With the introduction of new multiprocessor systems with cache coherent NUMA architectures came the problem of adapting previously uniprocessor operating systems to this new hardware. This is difficult because modification of existing OS’s takes significant implementation time and efforts, not to mention that different application workloads may require different OS support.
The authors introduce Disco, a virtual machine monitor which sits between the raw hardware of the machine and a set of virtual machines running on top of it which can each support a separate commodity OS. This allows any OS developed to run on top of Disco, even if it doesn’t know how to handle a multprocessor system or the NUMA architecture - this in turn reduces development effort and leads to less buggy code.

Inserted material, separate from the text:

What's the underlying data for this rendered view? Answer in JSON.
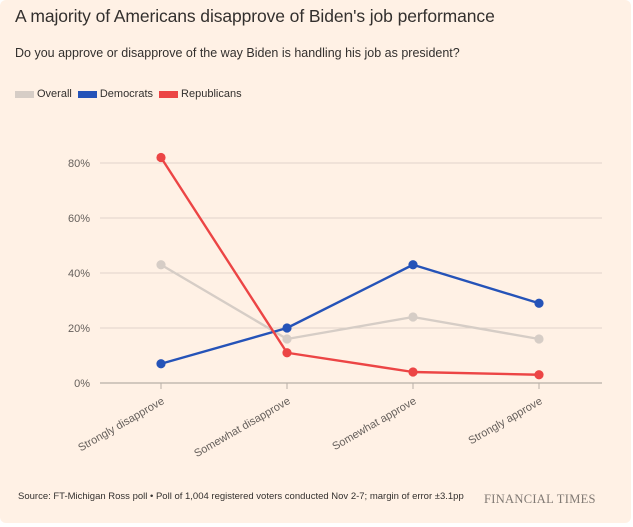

Disco tackles several problems which had previously plagued virtual machines:
Disco handles overhead by assigning each VM a virtual CPU which runs in supervisor mode (one level above kernel mode). Most instructions execute directly on hardware, but privileged instructions are trapped to Disco, which can then handle them appropriately. By interposing between disk and the VMs, Disco is also able to make good decisions regarding data replication across processors as well as dynamic page migration to the processor which is using it most.
Disco also manages memory transparently by maintaining mappings from VA to PA to MA for each VM. Using this simple mapping it can then provide a series of nice abstractions, for example to share a page between VMs, it simply maps this page in the physical address space for each VM. Similar tricks are used to allow communication between VMs (through a virtual subnet).
It’s not clear that it’s necessary to provide such a broad interface to hardware for each OS running on top of Disco. Since Disco here is essentially acting as a more minimal operating system layer under several other OS’s, maybe it makes sense for Disco to provide a subset of functionality and then require guest OS’s to adhere to this interface. On the other hand, this approach would definitely increase the development overhead necessary to run an OS on Disco.
Since this work led directly to the foundation of VMWare and a new era of virtualization in computing systems (see Amazon EC2), it’s clear that this work was immensely impactful. The developmental burden that existed before technologies such as Disco were a significant blocker to innovation, and VMMs allowed creation of OS’s which ran on top of virtualized hardware. This led to a host of other features such as the ability to transparently migrate VM’s across VMM’s and provide security and isolation for VM’s running in a multi-tenant environment.